Paul Laffoley's Cosmological Cartography
Paul Laffoley
Boston, USA
42°21′30″N 71°03′45″W
Paul Laffoley was an artist known for his colorful paintings mixing science and systems of knowledge. His complex compositions explore different concepts and multiply questions about the universe, its origin and its functioning.
From Architecture dimensionality to visionary Painting
Paul Laffoley (1935-2015) first trained as an architect. It was for him the opportunity to combine his visions of technical objects, to retranscribe them into drawings, and to give them spatial form. In the early 1960s, Paul Laffoley arrived in New York to begin an apprenticeship with Frederick Kiesler.

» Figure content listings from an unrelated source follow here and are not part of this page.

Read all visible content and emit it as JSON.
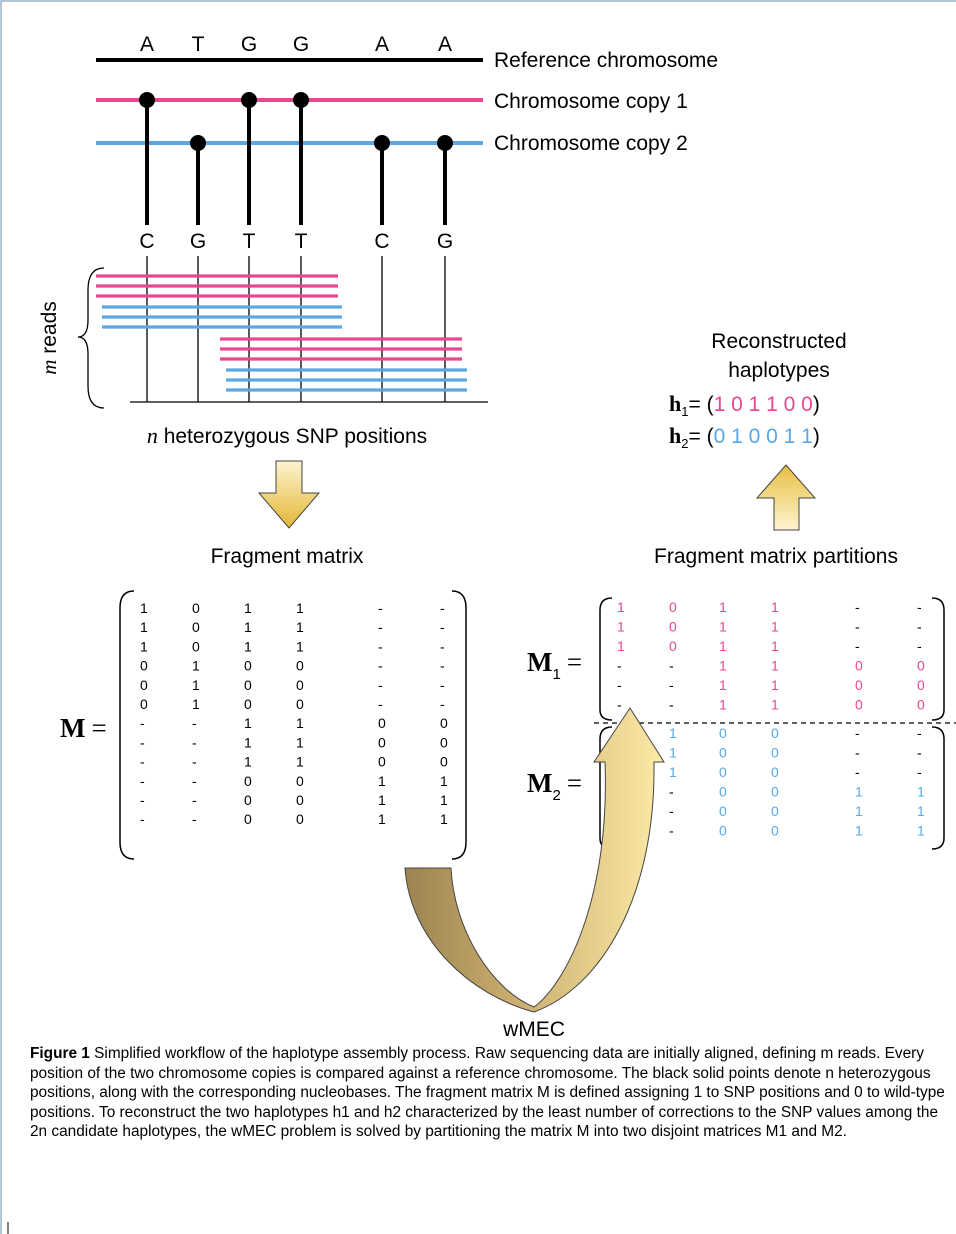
{
  "colors": {
    "copy1": "#e8478f",
    "copy2": "#5aa7e6",
    "black": "#000000",
    "arrow_light": "#fbe8a6",
    "arrow_dark": "#e3b635",
    "curve_dark": "#a88d5a",
    "curve_light": "#fde9a0",
    "border": "#9ab3c7"
  },
  "chromosomes": {
    "reference_label": "Reference chromosome",
    "copy1_label": "Chromosome copy 1",
    "copy2_label": "Chromosome copy 2",
    "reference_bases": [
      "A",
      "T",
      "G",
      "G",
      "A",
      "A"
    ],
    "alt_bases": [
      "C",
      "G",
      "T",
      "T",
      "C",
      "G"
    ]
  },
  "reads": {
    "axis_label_var": "m",
    "axis_label_text": " reads"
  },
  "snp": {
    "label_var": "n",
    "label_text": " heterozygous SNP positions"
  },
  "fragment_matrix": {
    "title": "Fragment matrix",
    "symbol": "M",
    "equals": "=",
    "rows": [
      [
        "1",
        "0",
        "1",
        "1",
        "-",
        "-"
      ],
      [
        "1",
        "0",
        "1",
        "1",
        "-",
        "-"
      ],
      [
        "1",
        "0",
        "1",
        "1",
        "-",
        "-"
      ],
      [
        "0",
        "1",
        "0",
        "0",
        "-",
        "-"
      ],
      [
        "0",
        "1",
        "0",
        "0",
        "-",
        "-"
      ],
      [
        "0",
        "1",
        "0",
        "0",
        "-",
        "-"
      ],
      [
        "-",
        "-",
        "1",
        "1",
        "0",
        "0"
      ],
      [
        "-",
        "-",
        "1",
        "1",
        "0",
        "0"
      ],
      [
        "-",
        "-",
        "1",
        "1",
        "0",
        "0"
      ],
      [
        "-",
        "-",
        "0",
        "0",
        "1",
        "1"
      ],
      [
        "-",
        "-",
        "0",
        "0",
        "1",
        "1"
      ],
      [
        "-",
        "-",
        "0",
        "0",
        "1",
        "1"
      ]
    ]
  },
  "partitions": {
    "title": "Fragment matrix partitions",
    "m1_symbol": "M",
    "m1_sub": "1",
    "m2_symbol": "M",
    "m2_sub": "2",
    "equals": "=",
    "m1_rows": [
      [
        "1",
        "0",
        "1",
        "1",
        "-",
        "-"
      ],
      [
        "1",
        "0",
        "1",
        "1",
        "-",
        "-"
      ],
      [
        "1",
        "0",
        "1",
        "1",
        "-",
        "-"
      ],
      [
        "-",
        "-",
        "1",
        "1",
        "0",
        "0"
      ],
      [
        "-",
        "-",
        "1",
        "1",
        "0",
        "0"
      ],
      [
        "-",
        "-",
        "1",
        "1",
        "0",
        "0"
      ]
    ],
    "m2_rows": [
      [
        "0",
        "1",
        "0",
        "0",
        "-",
        "-"
      ],
      [
        "0",
        "1",
        "0",
        "0",
        "-",
        "-"
      ],
      [
        "0",
        "1",
        "0",
        "0",
        "-",
        "-"
      ],
      [
        "-",
        "-",
        "0",
        "0",
        "1",
        "1"
      ],
      [
        "-",
        "-",
        "0",
        "0",
        "1",
        "1"
      ],
      [
        "-",
        "-",
        "0",
        "0",
        "1",
        "1"
      ]
    ]
  },
  "haplotypes": {
    "title_line1": "Reconstructed",
    "title_line2": "haplotypes",
    "h1_symbol": "h",
    "h1_sub": "1",
    "h1_values": "1 0 1 1 0 0",
    "h2_symbol": "h",
    "h2_sub": "2",
    "h2_values": "0 1 0 0 1 1",
    "equals_open": "= (",
    "close": ")"
  },
  "wmec_label": "wMEC",
  "caption": {
    "label": "Figure 1",
    "text": " Simplified workflow of the haplotype assembly process. Raw sequencing data are initially aligned, defining m reads. Every position of the two chromosome copies is compared against a reference chromosome. The black solid points denote n heterozygous positions, along with the corresponding nucleobases. The fragment matrix M is defined assigning 1 to SNP positions and 0 to wild-type positions. To reconstruct the two haplotypes h1 and h2 characterized by the least number of corrections to the SNP values among the 2n candidate haplotypes, the wMEC problem is solved by partitioning the matrix M into two disjoint matrices M1 and M2."
  }
}
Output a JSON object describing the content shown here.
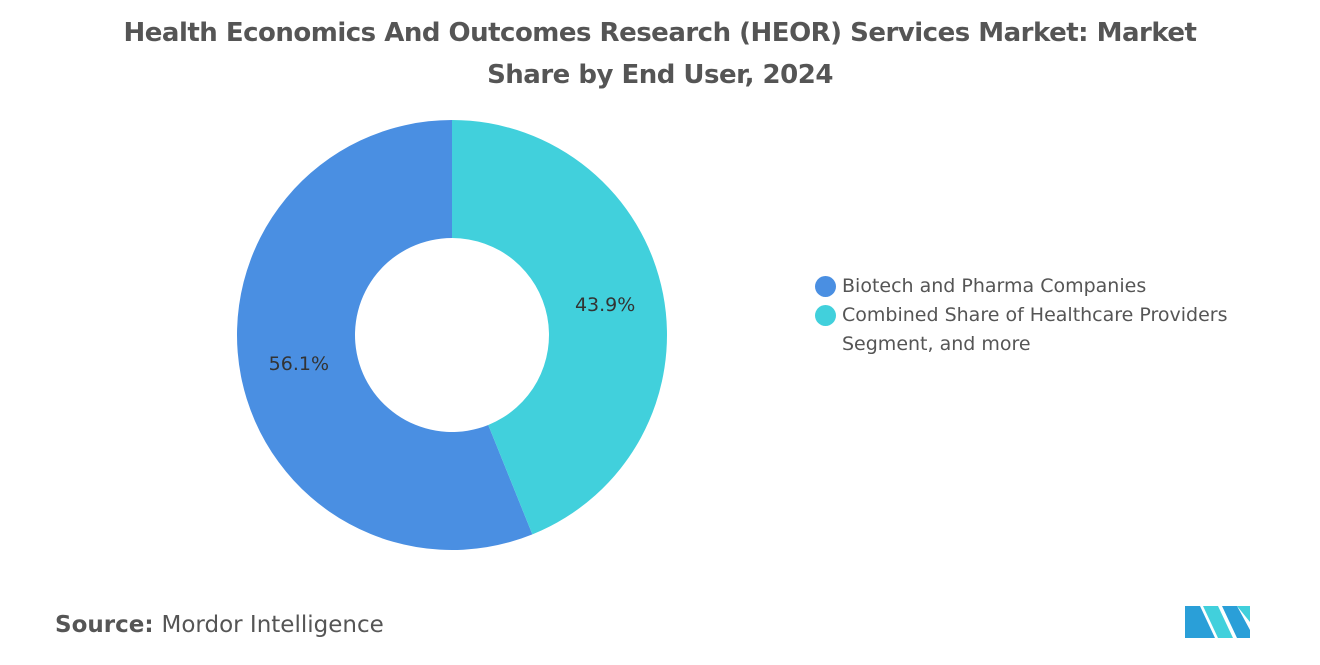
{
  "chart_data": {
    "type": "pie",
    "donut": true,
    "title": "Health Economics And Outcomes Research (HEOR) Services Market: Market Share by End User, 2024",
    "categories": [
      "Biotech and Pharma Companies",
      "Combined Share of Healthcare Providers Segment, and more"
    ],
    "values": [
      56.1,
      43.9
    ],
    "value_labels": [
      "56.1%",
      "43.9%"
    ],
    "colors": [
      "#4a8fe2",
      "#41d0dc"
    ],
    "legend": "right",
    "source_label": "Source:",
    "source": "Mordor Intelligence"
  }
}
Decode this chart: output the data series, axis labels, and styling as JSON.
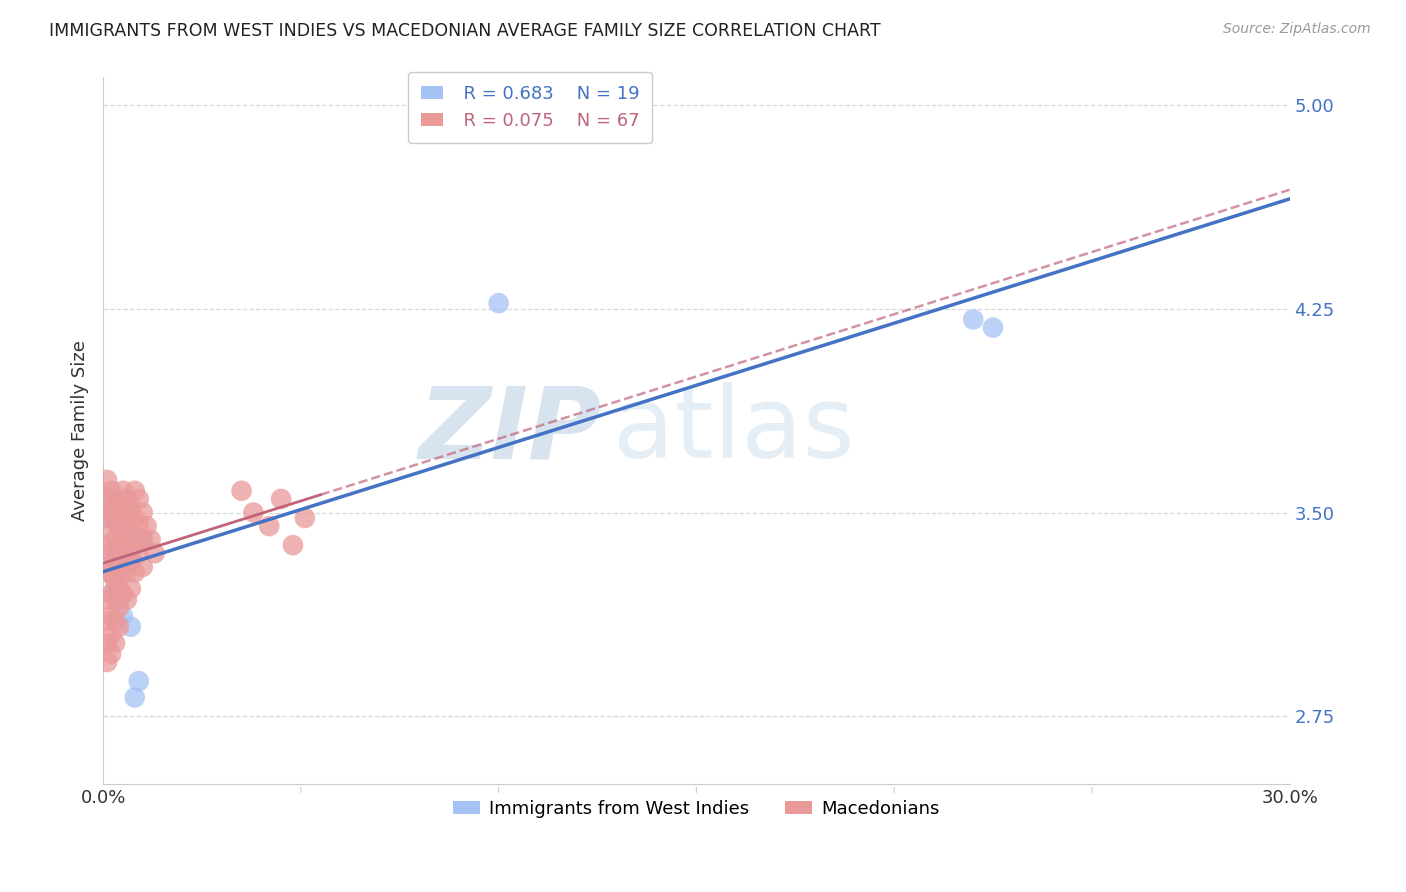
{
  "title": "IMMIGRANTS FROM WEST INDIES VS MACEDONIAN AVERAGE FAMILY SIZE CORRELATION CHART",
  "source": "Source: ZipAtlas.com",
  "ylabel": "Average Family Size",
  "xlim": [
    0.0,
    0.3
  ],
  "ylim": [
    2.5,
    5.1
  ],
  "yticks": [
    2.75,
    3.5,
    4.25,
    5.0
  ],
  "background_color": "#ffffff",
  "grid_color": "#d8d8d8",
  "watermark_zip": "ZIP",
  "watermark_atlas": "atlas",
  "series": [
    {
      "name": "Immigrants from West Indies",
      "R": 0.683,
      "N": 19,
      "color": "#a4c2f4",
      "line_color": "#4472c4",
      "line_style": "solid",
      "x": [
        0.001,
        0.002,
        0.002,
        0.003,
        0.003,
        0.004,
        0.004,
        0.005,
        0.005,
        0.006,
        0.007,
        0.007,
        0.008,
        0.008,
        0.009,
        0.01,
        0.1,
        0.22,
        0.225
      ],
      "y": [
        3.48,
        3.55,
        3.35,
        3.5,
        3.22,
        3.45,
        3.18,
        3.38,
        3.12,
        3.42,
        3.35,
        3.08,
        3.4,
        2.82,
        2.88,
        3.4,
        4.27,
        4.21,
        4.18
      ]
    },
    {
      "name": "Macedonians",
      "R": 0.075,
      "N": 67,
      "color": "#ea9999",
      "line_color": "#c0647a",
      "line_style": "dashed",
      "line_solid_end": 0.055,
      "x": [
        0.001,
        0.001,
        0.001,
        0.001,
        0.001,
        0.001,
        0.001,
        0.001,
        0.001,
        0.002,
        0.002,
        0.002,
        0.002,
        0.002,
        0.002,
        0.002,
        0.002,
        0.002,
        0.003,
        0.003,
        0.003,
        0.003,
        0.003,
        0.003,
        0.003,
        0.003,
        0.004,
        0.004,
        0.004,
        0.004,
        0.004,
        0.004,
        0.004,
        0.005,
        0.005,
        0.005,
        0.005,
        0.005,
        0.005,
        0.006,
        0.006,
        0.006,
        0.006,
        0.006,
        0.007,
        0.007,
        0.007,
        0.007,
        0.008,
        0.008,
        0.008,
        0.008,
        0.009,
        0.009,
        0.009,
        0.01,
        0.01,
        0.01,
        0.011,
        0.012,
        0.013,
        0.035,
        0.038,
        0.042,
        0.045,
        0.048,
        0.051
      ],
      "y": [
        3.62,
        3.55,
        3.48,
        3.38,
        3.28,
        3.18,
        3.1,
        3.02,
        2.95,
        3.58,
        3.5,
        3.42,
        3.35,
        3.28,
        3.2,
        3.12,
        3.05,
        2.98,
        3.55,
        3.48,
        3.4,
        3.33,
        3.25,
        3.18,
        3.1,
        3.02,
        3.52,
        3.45,
        3.38,
        3.3,
        3.22,
        3.15,
        3.08,
        3.58,
        3.5,
        3.42,
        3.35,
        3.28,
        3.2,
        3.55,
        3.48,
        3.38,
        3.28,
        3.18,
        3.52,
        3.42,
        3.32,
        3.22,
        3.58,
        3.48,
        3.38,
        3.28,
        3.55,
        3.45,
        3.35,
        3.5,
        3.4,
        3.3,
        3.45,
        3.4,
        3.35,
        3.58,
        3.5,
        3.45,
        3.55,
        3.38,
        3.48
      ]
    }
  ]
}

During his years in New York he worked on the World Trade Center project and also met Andy Warhol who paid him to watch television at night and take notes.
After his return to Boston he finally settled in a studio where he created the “Boston Visionary Cell” (1971) an art organization where metaphysical research was represented in the form of paintings and diagrams.

Tesseract House, Paul Laffoley
Cosmogonic diagrams
Laffoley’s paintings are conceived as portals, the meeting between art and science is a form of alchemy for him. The graphic synthesis between mandala and industrial design allows him to represent mental machines from his futuristic dreams. The combination of words and images creates very complex technical and cosmic diagrams linking various themes, which, when understood, will supposedly increase one’s level of awareness and knowledge of the world.
The painting must be seen as an invention or a representation of a paradigm, a kind of cartography of the consciousness very advanced fed by philosophical, alchemical, esoteric, religious, mystical concepts. But Laffoley’s paintings are also inspired by the universes of writers like Dante or H. P Lovecraft. His epistemological and metaphysical research describes a cosmogony alternating between mythology and science fiction. The representation of his inventions on large format paintings reinforces the enigmatic sensation in the manner of a visual initiatory journey. The paintings are researches, are questions, but when Paul Laffoley’s cosmological cartography will be decrypted, no doubt the answers will emerge.















This is so interesting and beautiful. They look like magic cards, I loved. Thank you for the post.